Гуляйза уловила беспокойство во взгляде и словах мужа.

– Ата, случилось что?

Аиткул ничего не ответил.

Прошлым вечером, когда он глядел на катящийся к закату огненно-красный диск на фоне багрового неба, что-то будто кольнуло Аиткула в сердце, и им овладело тревожное беспокойство. Ночь выдалась душной, и Аиткул ворочался с боку на бок, пытаясь уснуть. Но что его действительно беспокоило, Аиткул и сам не понимал. Он чувствовал, что что-то должно случиться. Бывает у человека такое необъяснимое предчувствие надвигающейся беды, когда непонятная тревога забирается в душу, словно червь бередя[30 - Бередить – раздражать больное место прикосновением.] её изнутри.

– Неспокойные времена, мать, пришли на нашу землю. Много лихого народа бродит вокруг.

Гуляйза и сама понимала, что многое изменилось в их жизни. Повсюду стали появляться чужие люди. Они селятся на их землях, строят дома, вырубают леса, жгут степи в тех местах, где издревле башкиры пасли свои табуны. Эта земля кормила башкир, она была их домом, здесь испокон[31 - Издавна, с давних времён.] веков жили их предки – отцы, деды – отцы их отцов, передавая эту землю отец сыну, из поколения в поколение, напутствуя их заботиться о ней и оберегать её как величайшую святыню.

– Что теперь с нами будет, ата? – с тревогой в голосе спросила Гуляйза у Аиткула.

Но Аиткул не знал ответа.

Гуляйза тяжело вздохнула и стала готовить в дорогу мужу и сыну еду.
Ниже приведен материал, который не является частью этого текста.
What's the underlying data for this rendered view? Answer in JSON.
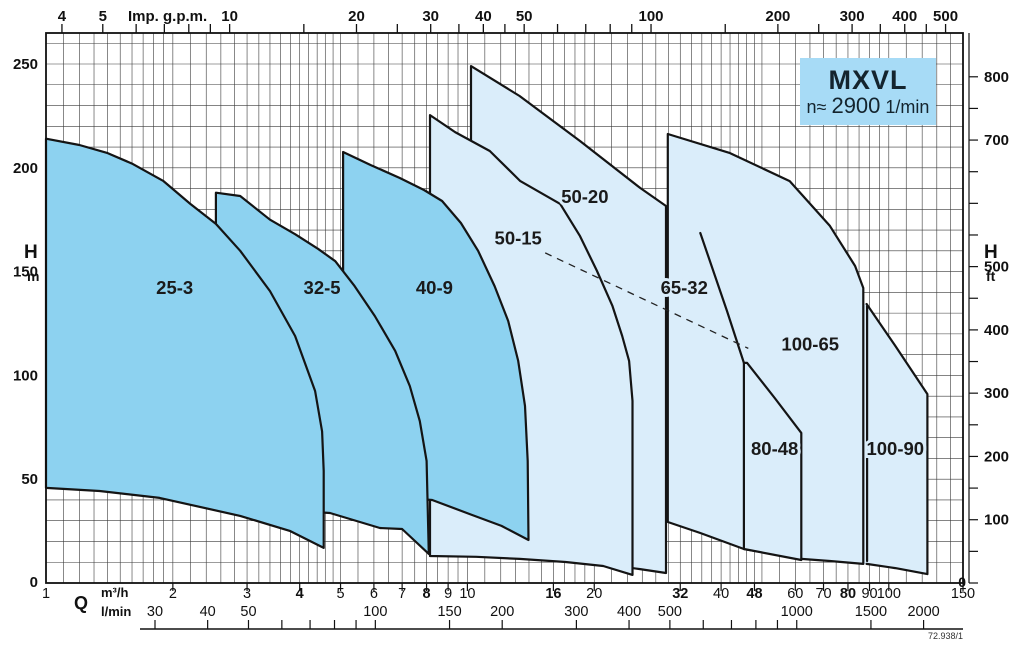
{
  "header": {
    "model": "MXVL",
    "speed_prefix": "n≈",
    "speed_value": "2900",
    "speed_unit": "1/min"
  },
  "footer": {
    "code": "72.938/1"
  },
  "colors": {
    "region_dark": "#8DD2F0",
    "region_light": "#DAEDFA",
    "box_bg": "#A7DBF6",
    "stroke": "#141414",
    "grid": "#3a3a3a",
    "frame": "#111111",
    "text": "#111111"
  },
  "axes": {
    "x_top": {
      "title": "Imp. g.p.m.",
      "unit": "Imp. g.p.m.",
      "tick_values": [
        4,
        5,
        6,
        7,
        8,
        9,
        10,
        15,
        20,
        25,
        30,
        35,
        40,
        45,
        50,
        60,
        70,
        80,
        90,
        100,
        150,
        200,
        250,
        300,
        350,
        400,
        450,
        500
      ],
      "label_values": [
        4,
        5,
        10,
        20,
        30,
        40,
        50,
        100,
        200,
        300,
        400,
        500
      ],
      "gpm_per_m3h": 3.6663
    },
    "x_bottom_m3h": {
      "axis_letter": "Q",
      "unit": "m³/h",
      "min": 1,
      "max": 150,
      "tick_values": [
        2,
        3,
        4,
        5,
        6,
        7,
        8,
        9,
        10,
        16,
        20,
        32,
        40,
        48,
        60,
        70,
        80,
        90,
        100,
        150
      ],
      "label_values": [
        1,
        2,
        3,
        4,
        5,
        6,
        7,
        8,
        9,
        10,
        16,
        20,
        32,
        40,
        48,
        60,
        70,
        80,
        90,
        100,
        150
      ],
      "bold_values": [
        4,
        8,
        16,
        32,
        48,
        80
      ]
    },
    "x_bottom_lmin": {
      "unit": "l/min",
      "tick_values": [
        30,
        40,
        50,
        60,
        70,
        80,
        90,
        100,
        150,
        200,
        300,
        400,
        500,
        600,
        700,
        800,
        900,
        1000,
        1500,
        2000
      ],
      "label_values": [
        30,
        40,
        50,
        100,
        150,
        200,
        300,
        400,
        500,
        1000,
        1500,
        2000
      ],
      "anchor_value": 30
    },
    "y_left": {
      "title": "H",
      "unit": "m",
      "min": 0,
      "max": 265,
      "label_values": [
        250,
        200,
        150,
        100,
        50,
        0
      ],
      "grid_step": 10,
      "grid_max": 260
    },
    "y_right": {
      "title": "H",
      "unit": "ft",
      "label_values": [
        800,
        700,
        500,
        400,
        300,
        200,
        100
      ],
      "zero_label": "0",
      "tick_step": 50,
      "tick_max": 800,
      "m_per_ft": 0.3048
    }
  },
  "chart_data": {
    "type": "area",
    "x_unit": "m³/h",
    "y_unit": "m",
    "x_scale": "log",
    "x_range": [
      1,
      150
    ],
    "y_range": [
      0,
      265
    ],
    "note": "Operating envelopes (flow Q in m³/h vs head H in m) for MXVL pump sizes",
    "series": [
      {
        "name": "100-65",
        "group": "light",
        "fill": [
          [
            61.7,
            12.0
          ],
          [
            61.7,
            135.8
          ],
          [
            88.6,
            134.4
          ],
          [
            103.6,
            114.2
          ],
          [
            123.5,
            91.0
          ],
          [
            123.5,
            4.3
          ],
          [
            90.5,
            8.7
          ],
          [
            61.7,
            12.0
          ]
        ],
        "stroke_segments": [
          [
            [
              88.6,
              134.4
            ],
            [
              103.6,
              114.2
            ],
            [
              123.5,
              91.0
            ],
            [
              123.5,
              4.3
            ],
            [
              103.6,
              7.2
            ],
            [
              88.6,
              9.2
            ]
          ]
        ],
        "label": {
          "q": 65.1,
          "h": 115
        }
      },
      {
        "name": "100-90",
        "group": "light",
        "stroke_segments": [
          [
            [
              88.8,
              133.4
            ],
            [
              88.8,
              10.6
            ]
          ]
        ],
        "label": {
          "q": 103.6,
          "h": 64.5
        }
      },
      {
        "name": "65-32",
        "group": "light",
        "outline": [
          [
            29.9,
            29.4
          ],
          [
            29.9,
            216.3
          ],
          [
            42.0,
            207.1
          ],
          [
            58.2,
            193.6
          ],
          [
            72.5,
            172.0
          ],
          [
            83.2,
            152.7
          ],
          [
            87.0,
            142.1
          ],
          [
            87.0,
            9.2
          ],
          [
            72.5,
            10.6
          ],
          [
            62.0,
            11.6
          ],
          [
            45.3,
            16.4
          ],
          [
            35.7,
            24.1
          ],
          [
            29.9,
            29.4
          ]
        ],
        "label": {
          "q": 32.7,
          "h": 142
        }
      },
      {
        "name": "80-48",
        "group": "light",
        "outline": [
          [
            45.3,
            106.0
          ],
          [
            45.3,
            16.4
          ],
          [
            62.0,
            11.1
          ],
          [
            62.0,
            72.3
          ],
          [
            53.6,
            89.1
          ],
          [
            46.1,
            106.0
          ],
          [
            45.3,
            106.0
          ]
        ],
        "stroke_segments": [
          [
            [
              35.7,
              168.6
            ],
            [
              41.3,
              131.0
            ],
            [
              45.3,
              106.0
            ]
          ]
        ],
        "label": {
          "q": 53.6,
          "h": 64.5
        }
      },
      {
        "name": "50-20",
        "group": "light",
        "outline": [
          [
            10.2,
            14.5
          ],
          [
            10.2,
            249.0
          ],
          [
            13.3,
            234.6
          ],
          [
            18.5,
            212.9
          ],
          [
            25.7,
            190.3
          ],
          [
            29.6,
            181.6
          ],
          [
            29.6,
            4.8
          ],
          [
            25.7,
            6.7
          ],
          [
            20.7,
            9.2
          ],
          [
            14.9,
            12.0
          ],
          [
            10.2,
            14.5
          ]
        ],
        "label": {
          "q": 19.0,
          "h": 186
        }
      },
      {
        "name": "50-15",
        "group": "light",
        "outline": [
          [
            8.15,
            13.0
          ],
          [
            8.15,
            225.4
          ],
          [
            9.35,
            217.2
          ],
          [
            11.3,
            208.1
          ],
          [
            13.35,
            193.6
          ],
          [
            16.6,
            182.6
          ],
          [
            18.5,
            167.1
          ],
          [
            20.3,
            150.3
          ],
          [
            22.1,
            133.4
          ],
          [
            23.3,
            119.0
          ],
          [
            24.2,
            107.0
          ],
          [
            24.65,
            87.7
          ],
          [
            24.65,
            3.9
          ],
          [
            21.0,
            8.2
          ],
          [
            17.1,
            10.1
          ],
          [
            13.3,
            11.6
          ],
          [
            10.5,
            12.6
          ],
          [
            8.15,
            13.0
          ]
        ],
        "label": {
          "q": 13.2,
          "h": 166
        }
      },
      {
        "name": "40-9",
        "group": "dark",
        "outline": [
          [
            5.07,
            42.0
          ],
          [
            5.07,
            207.6
          ],
          [
            5.9,
            201.3
          ],
          [
            6.91,
            195.1
          ],
          [
            7.89,
            189.3
          ],
          [
            8.71,
            184.0
          ],
          [
            9.65,
            173.4
          ],
          [
            10.6,
            160.0
          ],
          [
            11.6,
            143.0
          ],
          [
            12.5,
            126.2
          ],
          [
            13.2,
            107.0
          ],
          [
            13.7,
            85.3
          ],
          [
            13.9,
            58.8
          ],
          [
            13.96,
            20.7
          ],
          [
            12.05,
            27.5
          ],
          [
            10.13,
            33.2
          ],
          [
            8.25,
            40.0
          ],
          [
            6.5,
            41.5
          ],
          [
            5.07,
            42.0
          ]
        ],
        "label": {
          "q": 8.35,
          "h": 142
        }
      },
      {
        "name": "32-5",
        "group": "dark",
        "outline": [
          [
            2.53,
            36.5
          ],
          [
            2.53,
            188.0
          ],
          [
            2.89,
            186.4
          ],
          [
            3.4,
            175.0
          ],
          [
            3.9,
            168.0
          ],
          [
            4.42,
            161.0
          ],
          [
            4.86,
            155.0
          ],
          [
            5.4,
            143.0
          ],
          [
            6.03,
            128.6
          ],
          [
            6.74,
            111.8
          ],
          [
            7.3,
            94.9
          ],
          [
            7.71,
            78.0
          ],
          [
            8.0,
            58.8
          ],
          [
            8.1,
            14.0
          ],
          [
            7.0,
            26.0
          ],
          [
            6.2,
            26.5
          ],
          [
            4.72,
            33.7
          ],
          [
            3.4,
            35.6
          ],
          [
            2.53,
            36.5
          ]
        ],
        "label": {
          "q": 4.52,
          "h": 142
        }
      },
      {
        "name": "25-3",
        "group": "dark",
        "outline": [
          [
            1.0,
            45.8
          ],
          [
            1.0,
            214.0
          ],
          [
            1.2,
            211.0
          ],
          [
            1.4,
            207.1
          ],
          [
            1.6,
            202.0
          ],
          [
            1.9,
            193.6
          ],
          [
            2.2,
            182.6
          ],
          [
            2.53,
            173.0
          ],
          [
            2.89,
            160.0
          ],
          [
            3.4,
            140.6
          ],
          [
            3.9,
            119.0
          ],
          [
            4.35,
            92.5
          ],
          [
            4.52,
            73.0
          ],
          [
            4.56,
            54.0
          ],
          [
            4.56,
            16.9
          ],
          [
            3.8,
            25.0
          ],
          [
            2.89,
            32.3
          ],
          [
            1.86,
            41.0
          ],
          [
            1.34,
            44.3
          ],
          [
            1.0,
            45.8
          ]
        ],
        "label": {
          "q": 2.02,
          "h": 142
        }
      }
    ],
    "dashed_line": {
      "points": [
        [
          15.3,
          159.0
        ],
        [
          46.4,
          113.0
        ]
      ]
    }
  }
}
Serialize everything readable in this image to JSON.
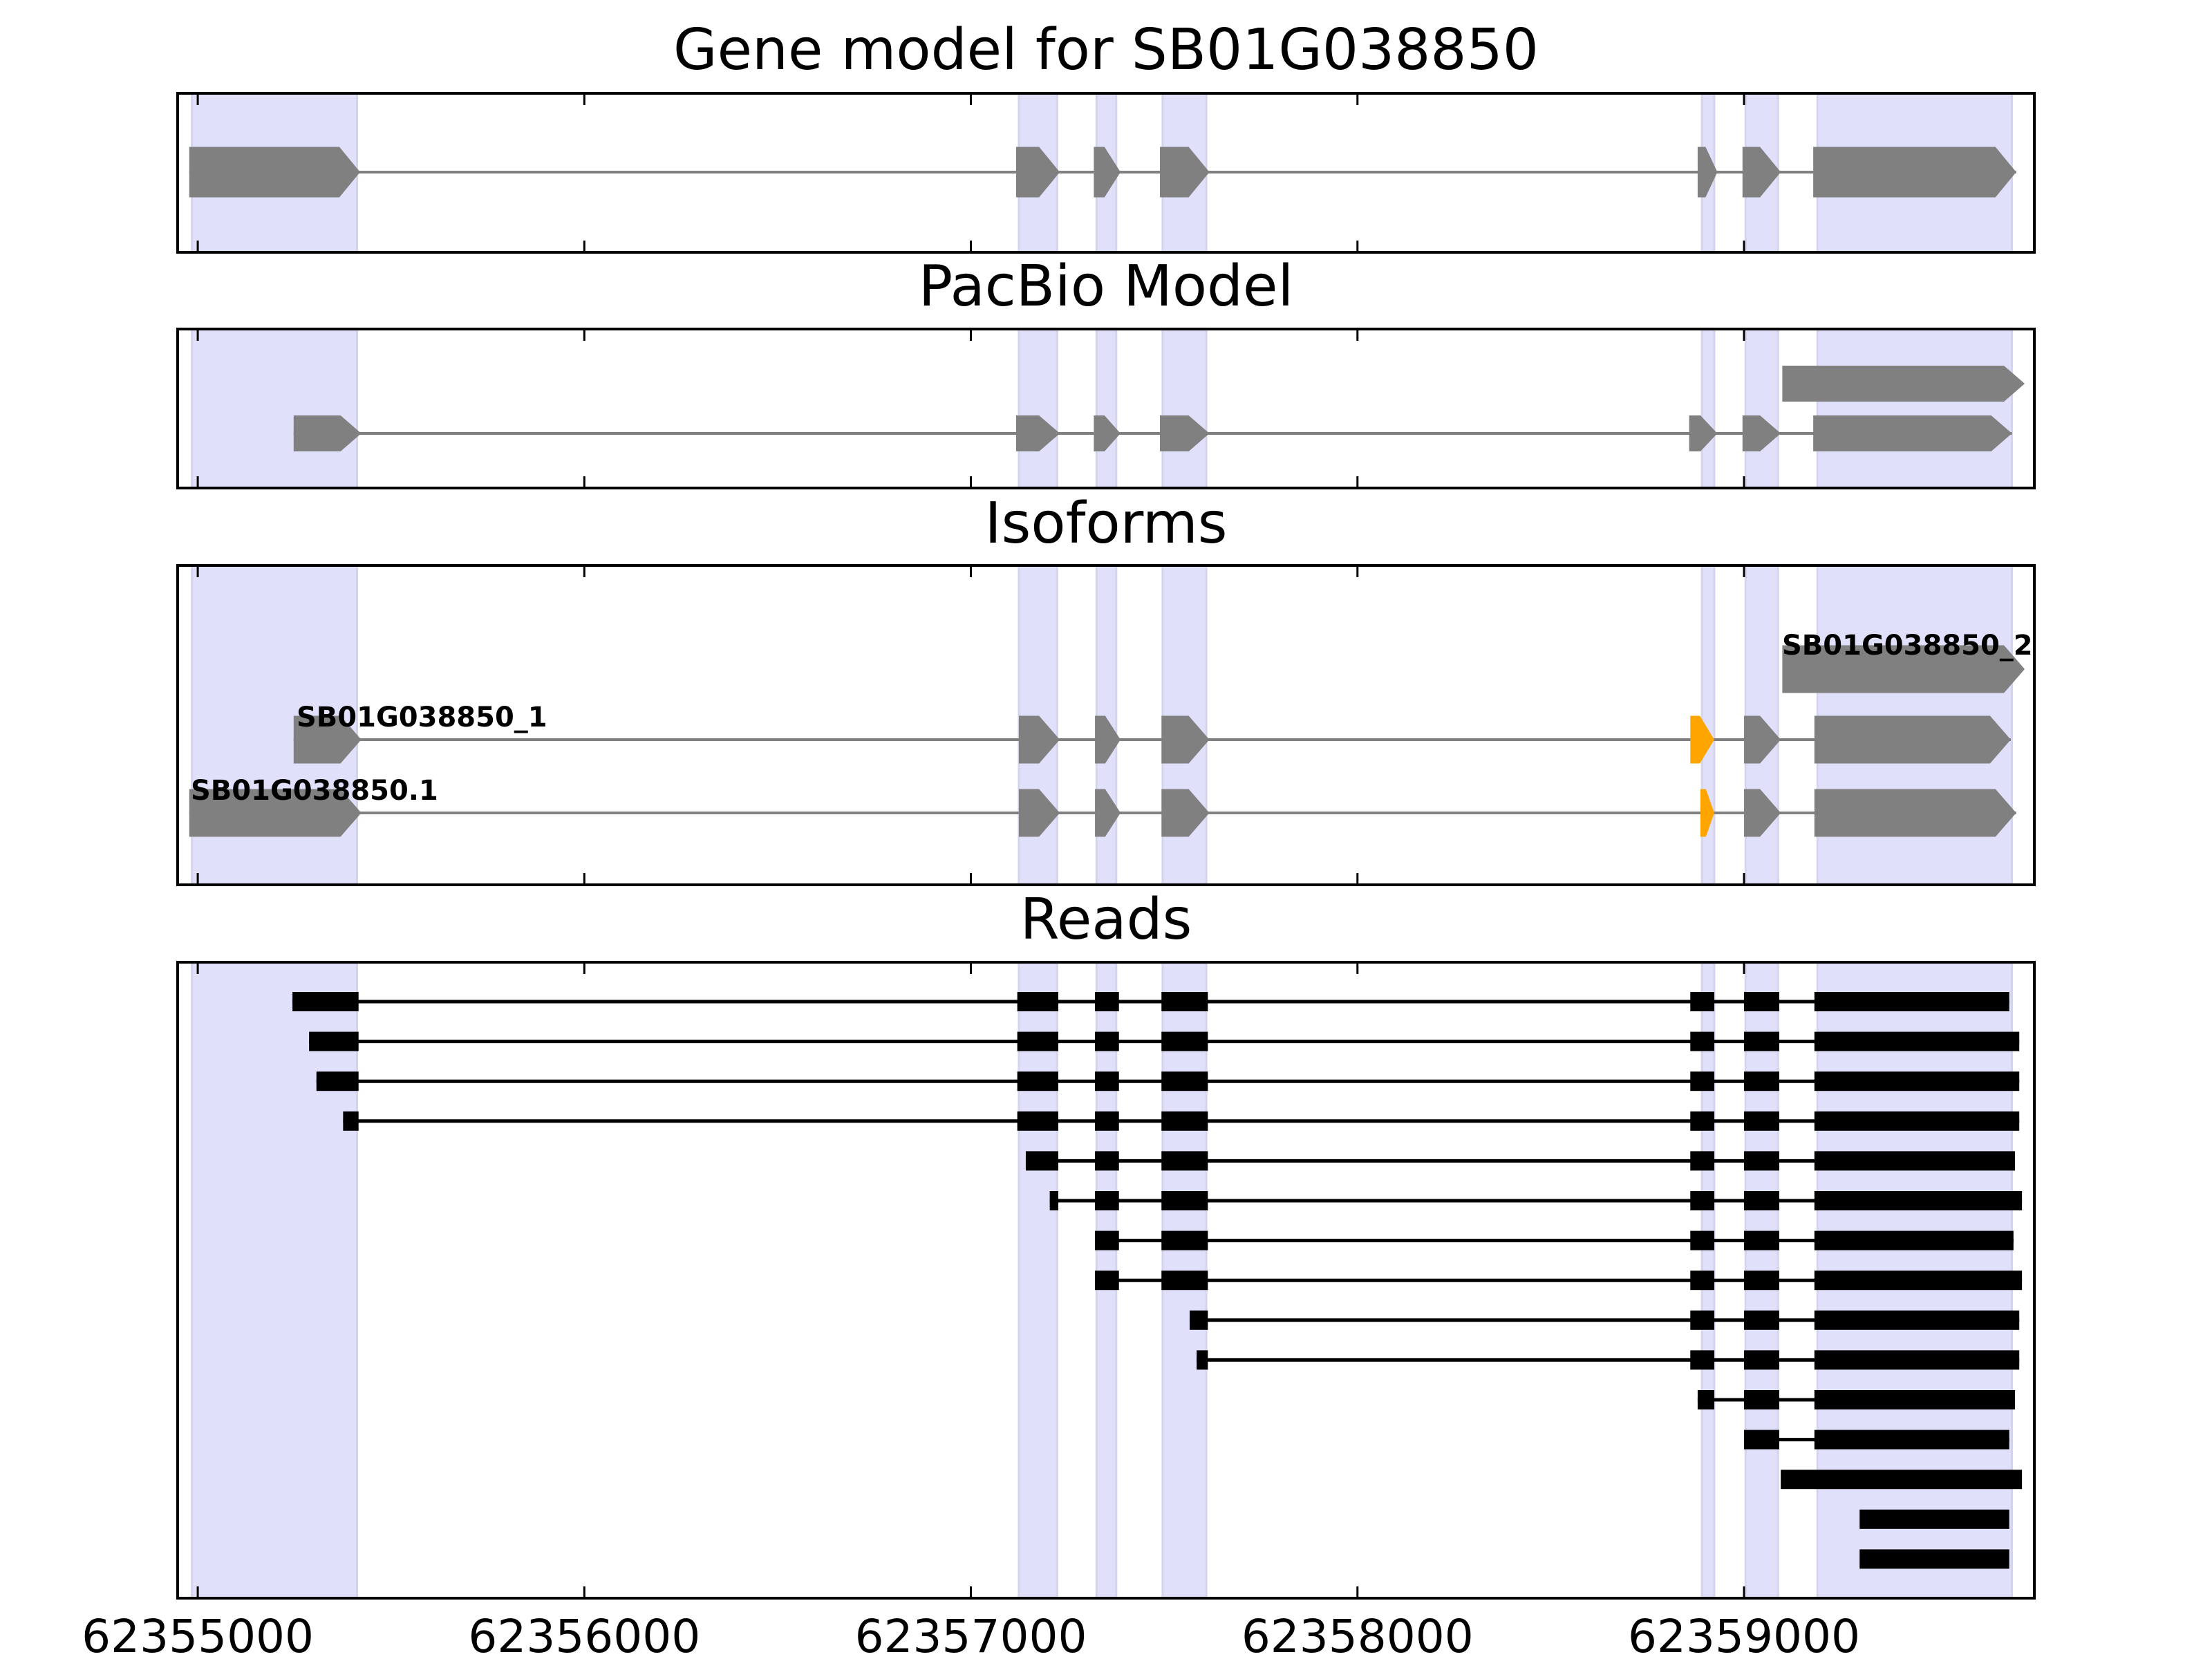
{
  "chart_data": {
    "type": "gene-track",
    "xlim": [
      62354948,
      62359751
    ],
    "xticks": [
      62355000,
      62356000,
      62357000,
      62358000,
      62359000
    ],
    "xtick_labels": [
      "62355000",
      "62356000",
      "62357000",
      "62358000",
      "62359000"
    ],
    "shaded_regions": [
      [
        62354985,
        62355412
      ],
      [
        62357124,
        62357223
      ],
      [
        62357325,
        62357376
      ],
      [
        62357496,
        62357609
      ],
      [
        62358891,
        62358923
      ],
      [
        62359004,
        62359088
      ],
      [
        62359190,
        62359693
      ]
    ],
    "colors": {
      "exon": "#808080",
      "highlight": "#FFA500",
      "read": "#000000",
      "shade": "#E0E0FA",
      "intron": "#808080"
    },
    "panels": [
      {
        "title": "Gene model for SB01G038850",
        "kind": "gene",
        "tracks": [
          {
            "label": null,
            "exons": [
              [
                62354978,
                62355420
              ],
              [
                62357117,
                62357230
              ],
              [
                62357318,
                62357387
              ],
              [
                62357489,
                62357617
              ],
              [
                62358880,
                62358931
              ],
              [
                62358996,
                62359095
              ],
              [
                62359179,
                62359704
              ]
            ]
          }
        ]
      },
      {
        "title": "PacBio Model",
        "kind": "gene",
        "tracks": [
          {
            "label": null,
            "exons": [
              [
                62359099,
                62359726
              ]
            ]
          },
          {
            "label": null,
            "exons": [
              [
                62355248,
                62355423
              ],
              [
                62357117,
                62357230
              ],
              [
                62357318,
                62357387
              ],
              [
                62357489,
                62357617
              ],
              [
                62358858,
                62358931
              ],
              [
                62358996,
                62359095
              ],
              [
                62359179,
                62359693
              ]
            ]
          }
        ]
      },
      {
        "title": "Isoforms",
        "kind": "gene",
        "tracks": [
          {
            "label": "SB01G038850_2",
            "exons": [
              [
                62359099,
                62359726
              ]
            ],
            "highlight": []
          },
          {
            "label": "SB01G038850_1",
            "exons": [
              [
                62355248,
                62355423
              ],
              [
                62357124,
                62357230
              ],
              [
                62357321,
                62357387
              ],
              [
                62357493,
                62357617
              ],
              [
                62358861,
                62358923
              ],
              [
                62359000,
                62359095
              ],
              [
                62359182,
                62359690
              ]
            ],
            "highlight": [
              4
            ]
          },
          {
            "label": "SB01G038850.1",
            "exons": [
              [
                62354978,
                62355423
              ],
              [
                62357124,
                62357230
              ],
              [
                62357321,
                62357387
              ],
              [
                62357493,
                62357617
              ],
              [
                62358887,
                62358923
              ],
              [
                62359000,
                62359095
              ],
              [
                62359182,
                62359704
              ]
            ],
            "highlight": [
              4
            ]
          }
        ]
      },
      {
        "title": "Reads",
        "kind": "reads",
        "tracks": [
          {
            "exons": [
              [
                62355245,
                62355416
              ],
              [
                62357120,
                62357226
              ],
              [
                62357321,
                62357383
              ],
              [
                62357493,
                62357613
              ],
              [
                62358861,
                62358923
              ],
              [
                62359000,
                62359091
              ],
              [
                62359182,
                62359686
              ]
            ]
          },
          {
            "exons": [
              [
                62355288,
                62355416
              ],
              [
                62357120,
                62357226
              ],
              [
                62357321,
                62357383
              ],
              [
                62357493,
                62357613
              ],
              [
                62358861,
                62358923
              ],
              [
                62359000,
                62359091
              ],
              [
                62359182,
                62359712
              ]
            ]
          },
          {
            "exons": [
              [
                62355307,
                62355416
              ],
              [
                62357120,
                62357226
              ],
              [
                62357321,
                62357383
              ],
              [
                62357493,
                62357613
              ],
              [
                62358861,
                62358923
              ],
              [
                62359000,
                62359091
              ],
              [
                62359182,
                62359712
              ]
            ]
          },
          {
            "exons": [
              [
                62355376,
                62355416
              ],
              [
                62357120,
                62357226
              ],
              [
                62357321,
                62357383
              ],
              [
                62357493,
                62357613
              ],
              [
                62358861,
                62358923
              ],
              [
                62359000,
                62359091
              ],
              [
                62359182,
                62359712
              ]
            ]
          },
          {
            "exons": [
              [
                62357142,
                62357226
              ],
              [
                62357321,
                62357383
              ],
              [
                62357493,
                62357613
              ],
              [
                62358861,
                62358923
              ],
              [
                62359000,
                62359091
              ],
              [
                62359182,
                62359701
              ]
            ]
          },
          {
            "exons": [
              [
                62357204,
                62357226
              ],
              [
                62357321,
                62357383
              ],
              [
                62357493,
                62357613
              ],
              [
                62358861,
                62358923
              ],
              [
                62359000,
                62359091
              ],
              [
                62359182,
                62359719
              ]
            ]
          },
          {
            "exons": [
              [
                62357321,
                62357383
              ],
              [
                62357493,
                62357613
              ],
              [
                62358861,
                62358923
              ],
              [
                62359000,
                62359091
              ],
              [
                62359182,
                62359697
              ]
            ]
          },
          {
            "exons": [
              [
                62357321,
                62357383
              ],
              [
                62357493,
                62357613
              ],
              [
                62358861,
                62358923
              ],
              [
                62359000,
                62359091
              ],
              [
                62359182,
                62359719
              ]
            ]
          },
          {
            "exons": [
              [
                62357566,
                62357613
              ],
              [
                62358861,
                62358923
              ],
              [
                62359000,
                62359091
              ],
              [
                62359182,
                62359712
              ]
            ]
          },
          {
            "exons": [
              [
                62357584,
                62357613
              ],
              [
                62358861,
                62358923
              ],
              [
                62359000,
                62359091
              ],
              [
                62359182,
                62359712
              ]
            ]
          },
          {
            "exons": [
              [
                62358880,
                62358923
              ],
              [
                62359000,
                62359091
              ],
              [
                62359182,
                62359701
              ]
            ]
          },
          {
            "exons": [
              [
                62359000,
                62359091
              ],
              [
                62359182,
                62359686
              ]
            ]
          },
          {
            "exons": [
              [
                62359095,
                62359719
              ]
            ]
          },
          {
            "exons": [
              [
                62359299,
                62359686
              ]
            ]
          },
          {
            "exons": [
              [
                62359299,
                62359686
              ]
            ]
          }
        ]
      }
    ]
  }
}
Женщина завернула в чистую тряпицу несколько лепёшек из молотого ячменя, кусок козьего сыра, ломтики сушёного мяса, заботливо всё это уложила в узелок. Затем она принесла два кожаных турсука[32 - Турсук – кожаный мешок, сшитый из шкуры животного и предназначенный для хранения кумыса и других жидкостей.], один наполненный кислым молоком, а другой – водой, и всё это подала мужу.

– День будет жарким, – сказала Гуляйза, собирая мужа и сына в дорогу.

Аиткул посмотрел на небо. Вдали он увидел едва заметную тучку.

– К полудню будет дождь, – сказал он, наблюдая, в какую сторону движется туча. – Пусть Сагит, как вернётся в стойбище, сводит животных к водопою. К тому же коровы уже вылизали все камни, нужно им положить соль.

Немного поодаль от тирмэ лениво щипали траву, медленно переходя с место на место, паслись верблюды – бактрианы[33 - Крупнейший представитель семейства верблюдов, относящийся наряду с одногорбым верблюдом к роду собственно верблюдов.]. Время от времени они поднимали головы на длинных шеях, внимательно осматривались по сторонам, а затем вновь принимались, всё так же лениво, щипать траву у себя под ногами.

– Нужно бы и их напоить водой, – сказал Аиткул, посмотрев в их сторону.